Denver-based Fourth Corner Credit Union sounded in November like it would soon open as the first marijuana bank in Colorado, serving a cash-dependent constituency that can't seem to buy a break from the federal government. All it needed was insurance from the National Credit Union Administration and a master account from the Federal Reserve.
"This is the end of the line from the state's side," Gov. John Hickenlooper's director of marijuana coordination, Andrew Freedman, told the Denver Post at the time. "We've done all we can do."
However, last week the Reserve branch in Kansas City denied the application for a master account, and now the credit union is suing in federal court, demanding, as the New York Times reported, "'equal access' to the financial system."
"I felt all along like they were trying to figure out a way to deny our application," Fourth Corner representative Mark Mason told the Times. Now, "a federal judge who is only concerned in applying the law can make the decision." A professor of legal studies quoted by the paper says the lawsuit is unlikely to succeed.

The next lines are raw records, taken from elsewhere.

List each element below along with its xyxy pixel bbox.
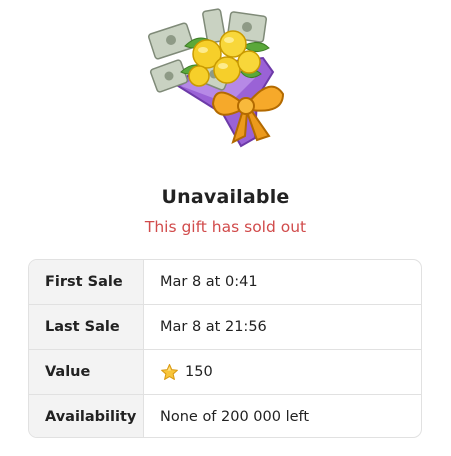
- table-row-first-sale: First Sale Mar 8 at 0:41: [29, 260, 421, 304]
- table-row-availability: Availability None of 200 000 left: [29, 394, 421, 437]
- first-sale-value: Mar 8 at 0:41: [160, 274, 258, 290]
- table-row-value: Value 150: [29, 349, 421, 394]
- star-value: 150: [185, 364, 213, 380]
- availability-label: Availability: [29, 395, 144, 437]
- last-sale-label: Last Sale: [29, 305, 144, 349]
- value-cell: 150: [144, 350, 421, 394]
- first-sale-label: First Sale: [29, 260, 144, 304]
- last-sale-value: Mar 8 at 21:56: [160, 319, 267, 335]
- gift-details-table: First Sale Mar 8 at 0:41 Last Sale Mar 8…: [28, 259, 422, 438]
- table-row-last-sale: Last Sale Mar 8 at 21:56: [29, 304, 421, 349]
- money-bouquet-icon: [147, 8, 285, 148]
- availability-value: None of 200 000 left: [160, 409, 310, 425]
- sold-out-message: This gift has sold out: [144, 218, 307, 236]
- gift-status-title: Unavailable: [161, 186, 290, 208]
- star-icon: [161, 363, 178, 380]
- value-label: Value: [29, 350, 144, 394]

Still, there's some hope, as reported in last week's CannaBiz by Griffin Swartzell: The Senate Appropriations Committee recently passed a bill including a clause that would ban the Treasury Department from using federal funds to punish banks that work with the cannabis industry. The U.S. House of Representatives was previously scheduled to debate the bill but tabled it until after it returns from a monthlong recess on Sept. 8.
Busted in Aspen
According to the Aspen Times, two dispensaries in the mountain town were stung by the Colorado Marijuana Enforcement Division for selling marijuana to a minor. In an email to the Times, Native Roots Colorado CEO Josh Ginsberg confirmed an employee sold to an undercover operative and added, "Saying that I'm appalled and outraged by this act would be an understatement." The paper cited "multiple sources" in suggesting Alternative Medical Solutions was the other dispensary.